Despite those testimonials, the idea of a link between vaccines and autism has been widely and repeatedly discredited by scientific studies over many years.

The conspiracy theory is largely based on a small study of 12 children that was published in the British medical journal The Lancet in 1998 by Andrew Wakefield, who suggested that the measles-mumps-rubella vaccine could cause autism.

After a wave of studies debunking the study, it was retracted by The Lancet in 2010. And Britain’s General Medical Council, citing ethical violations and failure to disclose financial conflicts of interest, revoked Mr. Wakefield’s medical license.

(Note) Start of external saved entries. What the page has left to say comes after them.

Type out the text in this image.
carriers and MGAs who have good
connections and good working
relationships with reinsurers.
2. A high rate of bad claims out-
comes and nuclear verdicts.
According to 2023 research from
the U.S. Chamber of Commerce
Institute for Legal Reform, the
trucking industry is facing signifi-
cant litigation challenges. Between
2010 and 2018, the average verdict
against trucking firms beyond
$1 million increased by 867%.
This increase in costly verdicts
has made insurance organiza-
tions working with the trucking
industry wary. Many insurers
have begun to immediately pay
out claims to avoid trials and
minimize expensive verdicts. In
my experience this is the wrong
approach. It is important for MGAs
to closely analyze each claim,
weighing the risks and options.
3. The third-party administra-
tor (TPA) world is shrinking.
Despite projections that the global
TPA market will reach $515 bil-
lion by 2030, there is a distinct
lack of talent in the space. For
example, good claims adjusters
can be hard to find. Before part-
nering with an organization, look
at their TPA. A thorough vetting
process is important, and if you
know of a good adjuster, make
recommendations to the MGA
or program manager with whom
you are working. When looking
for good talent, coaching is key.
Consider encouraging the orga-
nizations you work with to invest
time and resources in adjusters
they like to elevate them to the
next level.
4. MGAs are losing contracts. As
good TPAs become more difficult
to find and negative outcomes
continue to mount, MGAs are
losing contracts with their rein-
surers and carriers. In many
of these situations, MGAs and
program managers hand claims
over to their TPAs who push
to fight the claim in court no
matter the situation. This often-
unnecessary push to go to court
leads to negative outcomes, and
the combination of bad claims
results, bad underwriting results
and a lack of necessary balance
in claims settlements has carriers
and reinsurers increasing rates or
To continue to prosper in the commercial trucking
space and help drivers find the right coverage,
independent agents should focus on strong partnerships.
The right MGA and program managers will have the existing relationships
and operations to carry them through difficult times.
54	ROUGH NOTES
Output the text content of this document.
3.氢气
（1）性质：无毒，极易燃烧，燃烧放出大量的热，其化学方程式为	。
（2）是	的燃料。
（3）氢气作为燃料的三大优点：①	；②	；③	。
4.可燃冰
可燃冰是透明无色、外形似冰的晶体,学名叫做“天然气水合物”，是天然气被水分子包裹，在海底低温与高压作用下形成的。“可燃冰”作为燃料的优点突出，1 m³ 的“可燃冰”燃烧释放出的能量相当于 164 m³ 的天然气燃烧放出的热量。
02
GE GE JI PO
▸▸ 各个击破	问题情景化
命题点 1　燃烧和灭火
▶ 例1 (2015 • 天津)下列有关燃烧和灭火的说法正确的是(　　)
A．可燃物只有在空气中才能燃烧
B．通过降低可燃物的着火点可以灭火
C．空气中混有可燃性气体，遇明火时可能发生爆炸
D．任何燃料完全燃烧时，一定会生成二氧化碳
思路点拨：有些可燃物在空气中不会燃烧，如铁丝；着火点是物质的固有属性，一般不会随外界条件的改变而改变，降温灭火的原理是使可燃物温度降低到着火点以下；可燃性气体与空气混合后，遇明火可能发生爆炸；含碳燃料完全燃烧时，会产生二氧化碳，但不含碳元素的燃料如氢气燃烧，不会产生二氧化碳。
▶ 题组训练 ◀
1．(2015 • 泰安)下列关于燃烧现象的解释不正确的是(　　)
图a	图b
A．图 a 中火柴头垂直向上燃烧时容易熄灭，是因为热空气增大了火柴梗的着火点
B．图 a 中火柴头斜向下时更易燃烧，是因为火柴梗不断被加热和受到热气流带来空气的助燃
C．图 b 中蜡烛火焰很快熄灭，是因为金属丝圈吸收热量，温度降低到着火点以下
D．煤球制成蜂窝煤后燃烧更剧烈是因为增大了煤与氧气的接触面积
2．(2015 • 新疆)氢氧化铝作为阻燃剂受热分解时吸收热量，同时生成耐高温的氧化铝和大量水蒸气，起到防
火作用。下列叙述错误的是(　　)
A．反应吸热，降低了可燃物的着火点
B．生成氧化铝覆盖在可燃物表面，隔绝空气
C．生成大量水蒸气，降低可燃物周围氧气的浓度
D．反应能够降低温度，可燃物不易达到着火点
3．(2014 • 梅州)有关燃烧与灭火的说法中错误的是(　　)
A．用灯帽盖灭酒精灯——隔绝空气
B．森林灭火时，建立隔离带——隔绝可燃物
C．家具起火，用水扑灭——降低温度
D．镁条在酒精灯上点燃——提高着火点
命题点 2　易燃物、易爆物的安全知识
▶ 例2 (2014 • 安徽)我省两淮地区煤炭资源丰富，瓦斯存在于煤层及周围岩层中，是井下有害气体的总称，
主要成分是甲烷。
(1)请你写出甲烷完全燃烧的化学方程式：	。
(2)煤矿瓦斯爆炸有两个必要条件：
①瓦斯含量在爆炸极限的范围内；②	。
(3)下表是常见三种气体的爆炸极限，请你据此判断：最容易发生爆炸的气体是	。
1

Scientific evidence has repeatedly shown the vaccine, given to children between 12 and 15 months of age, to be safe, as well as highly effective at preventing those diseases.

And refusal to immunize children can have serious consequences — for those children and for others who might then be vulnerable to infection by the circulating disease. In recent years, when parents have declined to vaccinate their children, serious outbreaks of measles have erupted, including one at Disneyland.

Dr. Byington said that if the commission were formed, she and other representatives from medical groups would want to be part of it “to represent vaccine safety.” Dr. Schaffner said he was concerned that Mr. Trump’s actions would lead people to doubt the advice they get from their family doctors.

“What they will say is: ‘I don’t know who’s right here.’ And they will withhold vaccines,” he said. “All of those things will leave more children, more susceptible to a variety of diseases. That breaks my heart.”



Correction: January 10, 2017

A previous version of this article misstated the surname of a representative from a medical group on a subsequent reference. She is Dr. Carrie L. Byington, not Bynum.